In a sure-to-be-controversial documentary, charter schools are seen as silver bullets in the search for better public education.
I wonder how many of the people who accused Davis Guggenheim's "An Inconvenient Truth" of misrepresenting the complex issues of global warming will level the same charge at "Waiting for 'Superman'," his report on the United States' public education system. Few, I would guess. Those who had their ideological hot buttons pushed by his earlier film are likely to embrace the conclusions of his latest.
I try to fact-check documentaries when I feel the need. I brought a University of Minnesota meteorologist to "Truth" to help me sift the data, and my review took the film to task. I didn't have an education expert at my side for "Superman," but I soon wished that I did. The story line resembles melodrama, with clear-cut villains (teachers' unions), heroes (including the inspiring Harlem educator Geoffrey Canada and Bill Gates) and a clear moral (charter schools are the silver bullet). The truth is rarely that, well, convenient.
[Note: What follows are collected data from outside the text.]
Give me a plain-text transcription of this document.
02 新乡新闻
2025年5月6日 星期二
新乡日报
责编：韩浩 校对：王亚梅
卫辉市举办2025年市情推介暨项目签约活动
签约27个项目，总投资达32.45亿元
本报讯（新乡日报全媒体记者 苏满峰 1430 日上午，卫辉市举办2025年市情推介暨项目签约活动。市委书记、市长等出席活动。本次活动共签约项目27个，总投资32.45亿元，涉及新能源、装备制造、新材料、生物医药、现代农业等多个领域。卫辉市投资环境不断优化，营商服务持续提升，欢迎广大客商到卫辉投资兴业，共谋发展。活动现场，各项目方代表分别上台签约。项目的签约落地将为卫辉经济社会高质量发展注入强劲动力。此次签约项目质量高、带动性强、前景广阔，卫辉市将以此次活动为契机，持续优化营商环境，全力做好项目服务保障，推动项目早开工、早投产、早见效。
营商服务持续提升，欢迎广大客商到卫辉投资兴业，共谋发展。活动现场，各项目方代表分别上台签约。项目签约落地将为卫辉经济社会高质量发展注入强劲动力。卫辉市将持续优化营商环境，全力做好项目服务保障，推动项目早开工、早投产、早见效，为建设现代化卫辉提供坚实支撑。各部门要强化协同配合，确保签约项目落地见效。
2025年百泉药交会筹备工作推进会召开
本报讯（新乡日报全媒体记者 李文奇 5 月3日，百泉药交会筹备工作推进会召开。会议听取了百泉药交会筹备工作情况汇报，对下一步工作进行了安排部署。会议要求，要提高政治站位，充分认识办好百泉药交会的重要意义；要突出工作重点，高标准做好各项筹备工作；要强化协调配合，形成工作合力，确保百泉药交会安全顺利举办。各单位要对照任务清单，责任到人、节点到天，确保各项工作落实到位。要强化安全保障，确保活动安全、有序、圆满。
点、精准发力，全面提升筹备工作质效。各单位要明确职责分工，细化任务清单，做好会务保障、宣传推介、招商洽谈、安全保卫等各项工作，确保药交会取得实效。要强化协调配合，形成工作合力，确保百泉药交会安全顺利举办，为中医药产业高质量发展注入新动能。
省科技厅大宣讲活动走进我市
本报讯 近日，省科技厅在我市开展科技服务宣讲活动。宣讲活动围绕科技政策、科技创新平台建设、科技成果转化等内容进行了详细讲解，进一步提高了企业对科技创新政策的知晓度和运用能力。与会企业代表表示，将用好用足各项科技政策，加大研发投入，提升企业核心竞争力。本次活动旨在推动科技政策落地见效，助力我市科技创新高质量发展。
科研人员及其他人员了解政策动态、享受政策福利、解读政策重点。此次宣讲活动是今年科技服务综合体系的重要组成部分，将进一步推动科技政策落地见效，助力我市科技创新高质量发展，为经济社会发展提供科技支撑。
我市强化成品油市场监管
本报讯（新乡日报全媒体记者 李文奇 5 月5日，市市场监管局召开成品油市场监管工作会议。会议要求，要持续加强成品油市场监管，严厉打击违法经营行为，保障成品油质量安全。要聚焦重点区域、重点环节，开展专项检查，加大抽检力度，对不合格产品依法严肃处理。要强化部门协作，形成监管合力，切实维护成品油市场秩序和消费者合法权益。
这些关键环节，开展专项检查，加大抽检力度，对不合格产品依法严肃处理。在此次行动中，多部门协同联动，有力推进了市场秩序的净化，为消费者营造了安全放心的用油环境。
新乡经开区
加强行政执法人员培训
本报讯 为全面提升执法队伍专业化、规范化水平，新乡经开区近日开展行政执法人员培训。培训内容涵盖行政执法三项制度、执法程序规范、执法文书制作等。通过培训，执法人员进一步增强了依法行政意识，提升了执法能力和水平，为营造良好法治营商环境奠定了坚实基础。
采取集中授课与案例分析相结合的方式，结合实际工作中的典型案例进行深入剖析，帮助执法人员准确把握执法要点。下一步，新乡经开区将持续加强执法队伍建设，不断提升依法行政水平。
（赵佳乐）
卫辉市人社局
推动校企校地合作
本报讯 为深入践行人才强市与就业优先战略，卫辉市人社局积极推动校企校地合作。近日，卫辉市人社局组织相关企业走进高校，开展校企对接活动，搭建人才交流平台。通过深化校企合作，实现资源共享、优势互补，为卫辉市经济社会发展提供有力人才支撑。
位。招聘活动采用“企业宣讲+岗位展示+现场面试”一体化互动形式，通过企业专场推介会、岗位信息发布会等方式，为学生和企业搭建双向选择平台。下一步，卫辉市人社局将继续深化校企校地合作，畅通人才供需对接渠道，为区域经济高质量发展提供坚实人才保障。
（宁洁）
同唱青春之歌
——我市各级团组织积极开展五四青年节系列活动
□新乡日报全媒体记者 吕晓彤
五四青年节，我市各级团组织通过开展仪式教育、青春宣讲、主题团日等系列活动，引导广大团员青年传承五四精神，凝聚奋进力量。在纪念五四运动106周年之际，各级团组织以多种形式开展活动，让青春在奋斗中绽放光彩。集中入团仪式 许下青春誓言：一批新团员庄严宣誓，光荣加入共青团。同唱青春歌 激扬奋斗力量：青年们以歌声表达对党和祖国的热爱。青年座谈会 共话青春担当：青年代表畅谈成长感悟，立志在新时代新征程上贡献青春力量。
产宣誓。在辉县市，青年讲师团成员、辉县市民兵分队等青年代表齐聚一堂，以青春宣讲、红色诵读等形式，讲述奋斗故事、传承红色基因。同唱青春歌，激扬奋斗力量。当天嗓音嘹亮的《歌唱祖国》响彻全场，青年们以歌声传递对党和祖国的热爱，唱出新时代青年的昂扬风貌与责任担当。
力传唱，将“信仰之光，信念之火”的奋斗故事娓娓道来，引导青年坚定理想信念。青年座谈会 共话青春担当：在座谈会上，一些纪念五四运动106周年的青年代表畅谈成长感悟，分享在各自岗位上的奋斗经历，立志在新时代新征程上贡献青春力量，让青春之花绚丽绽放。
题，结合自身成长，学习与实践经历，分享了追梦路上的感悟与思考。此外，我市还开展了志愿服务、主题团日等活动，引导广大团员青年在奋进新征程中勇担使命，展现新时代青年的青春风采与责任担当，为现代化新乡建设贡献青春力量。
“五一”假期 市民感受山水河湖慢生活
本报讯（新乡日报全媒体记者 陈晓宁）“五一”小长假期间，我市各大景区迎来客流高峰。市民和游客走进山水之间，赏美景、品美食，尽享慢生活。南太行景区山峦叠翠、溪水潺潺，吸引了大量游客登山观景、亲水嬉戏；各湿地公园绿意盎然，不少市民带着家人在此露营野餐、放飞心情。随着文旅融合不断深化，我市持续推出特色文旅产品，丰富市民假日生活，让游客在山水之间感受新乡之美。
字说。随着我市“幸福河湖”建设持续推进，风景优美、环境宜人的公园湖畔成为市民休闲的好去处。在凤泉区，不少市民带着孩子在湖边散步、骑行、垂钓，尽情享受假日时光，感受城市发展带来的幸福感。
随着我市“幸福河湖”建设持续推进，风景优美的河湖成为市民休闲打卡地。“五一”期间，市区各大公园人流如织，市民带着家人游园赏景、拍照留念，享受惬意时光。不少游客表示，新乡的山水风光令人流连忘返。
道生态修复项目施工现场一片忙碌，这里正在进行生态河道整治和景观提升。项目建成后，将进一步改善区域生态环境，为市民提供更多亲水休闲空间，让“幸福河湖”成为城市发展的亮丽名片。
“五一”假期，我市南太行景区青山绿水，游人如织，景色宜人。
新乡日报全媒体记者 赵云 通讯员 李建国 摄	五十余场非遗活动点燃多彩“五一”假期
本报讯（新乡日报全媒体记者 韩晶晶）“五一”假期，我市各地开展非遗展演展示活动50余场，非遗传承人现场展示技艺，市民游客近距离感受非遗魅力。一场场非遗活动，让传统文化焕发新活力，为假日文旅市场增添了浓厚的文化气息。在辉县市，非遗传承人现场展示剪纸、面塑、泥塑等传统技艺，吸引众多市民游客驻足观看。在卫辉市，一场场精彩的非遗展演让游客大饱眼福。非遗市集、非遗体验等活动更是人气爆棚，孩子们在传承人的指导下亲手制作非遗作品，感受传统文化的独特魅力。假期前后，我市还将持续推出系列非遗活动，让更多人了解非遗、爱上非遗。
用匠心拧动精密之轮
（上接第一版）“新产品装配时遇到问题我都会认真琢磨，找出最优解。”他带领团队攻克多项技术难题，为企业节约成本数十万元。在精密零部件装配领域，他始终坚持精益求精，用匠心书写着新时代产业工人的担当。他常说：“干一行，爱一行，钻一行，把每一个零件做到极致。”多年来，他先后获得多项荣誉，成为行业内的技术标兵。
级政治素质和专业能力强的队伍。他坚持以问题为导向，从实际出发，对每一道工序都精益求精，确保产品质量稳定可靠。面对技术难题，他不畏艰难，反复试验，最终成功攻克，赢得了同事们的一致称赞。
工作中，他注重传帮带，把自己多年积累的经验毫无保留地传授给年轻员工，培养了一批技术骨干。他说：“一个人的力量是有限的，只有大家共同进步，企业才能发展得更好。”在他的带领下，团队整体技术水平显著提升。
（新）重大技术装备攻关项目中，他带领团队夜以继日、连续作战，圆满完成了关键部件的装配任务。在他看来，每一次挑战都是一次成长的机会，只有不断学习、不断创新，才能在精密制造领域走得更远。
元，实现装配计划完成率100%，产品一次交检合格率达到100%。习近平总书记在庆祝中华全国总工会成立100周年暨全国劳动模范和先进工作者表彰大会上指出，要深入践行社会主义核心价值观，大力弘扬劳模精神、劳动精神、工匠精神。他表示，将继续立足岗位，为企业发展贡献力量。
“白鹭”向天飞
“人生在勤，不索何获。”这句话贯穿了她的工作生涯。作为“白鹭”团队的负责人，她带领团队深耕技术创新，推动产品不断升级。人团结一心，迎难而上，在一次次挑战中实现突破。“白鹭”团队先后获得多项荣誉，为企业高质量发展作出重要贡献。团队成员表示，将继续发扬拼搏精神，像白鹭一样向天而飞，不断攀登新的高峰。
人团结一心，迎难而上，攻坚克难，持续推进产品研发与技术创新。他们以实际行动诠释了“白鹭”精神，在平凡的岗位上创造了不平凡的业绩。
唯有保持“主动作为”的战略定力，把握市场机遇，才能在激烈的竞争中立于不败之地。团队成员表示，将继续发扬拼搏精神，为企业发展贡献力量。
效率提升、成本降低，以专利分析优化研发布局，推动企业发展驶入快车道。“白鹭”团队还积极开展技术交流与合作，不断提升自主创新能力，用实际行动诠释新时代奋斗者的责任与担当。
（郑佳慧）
The film begins with an assessment of our public schools' heartbreakingly poor international ranking and graduation rate. The system is failing to deliver world-class instruction to most students, and poor, urban and minority children fare worst of all. Guggenheim rightly yells "Fire," but he makes a mistake in trying to herd us all toward the same exit. Charter schools, he insists, will fix everything.
"Waiting for Superman" follows five appealing students and their families as they sweat out the lottery process that may let them enter desirable charter schools, where days are longer, vacations are shorter, standards are higher and tutors are available. A staff self-selection process has weeded out unqualified teachers who would be all but impossible to dismiss from a district school, given the staff's tenure protection.
Charters -- there are more than 5,000 nationwide -- are independent public schools that operate outside the restrictions of existing teachers' contracts. They also often receive substantial private philanthropic support that their under-resourced peers must envy.
Some charter schools -- the top 20 percent -- deliver superior academic results, and thye are the film's focus. The fact that most charters fare no better than regular public schools, or do worse, is only glancingly mentioned. According to 2009's federally funded National Assessment of Educational Progress, 37 percent of charter schools had smaller gains in math scores than regular public schools. Seventeen percent of charter schools had superior gains. Forty-six percent had no significant difference. This does not strike me as a formula for excellence.
What Guggenheim doesn't consider is as important as what he does. The five families featured in the film are involved and concerned. Sadly, not all families are.
There is no mention of options other than charters, such as the Success for All Foundation, a school-reform model developed at Johns Hopkins University in 1987, which has built a sustained record of producing better-educated children in hundreds of struggling public schools.
Most of the nations where students outperform ours also have teachers' unions. They also have a system that separates students by ability and inclination, their students are less ethnically diverse, and they have fewer children living in poverty.
Reforming our educational system to better serve students and society is a vital challenge. If "Waiting for 'Superman'" gets people fired up about it, so much the better. But this should be where the debate starts, not where it ends.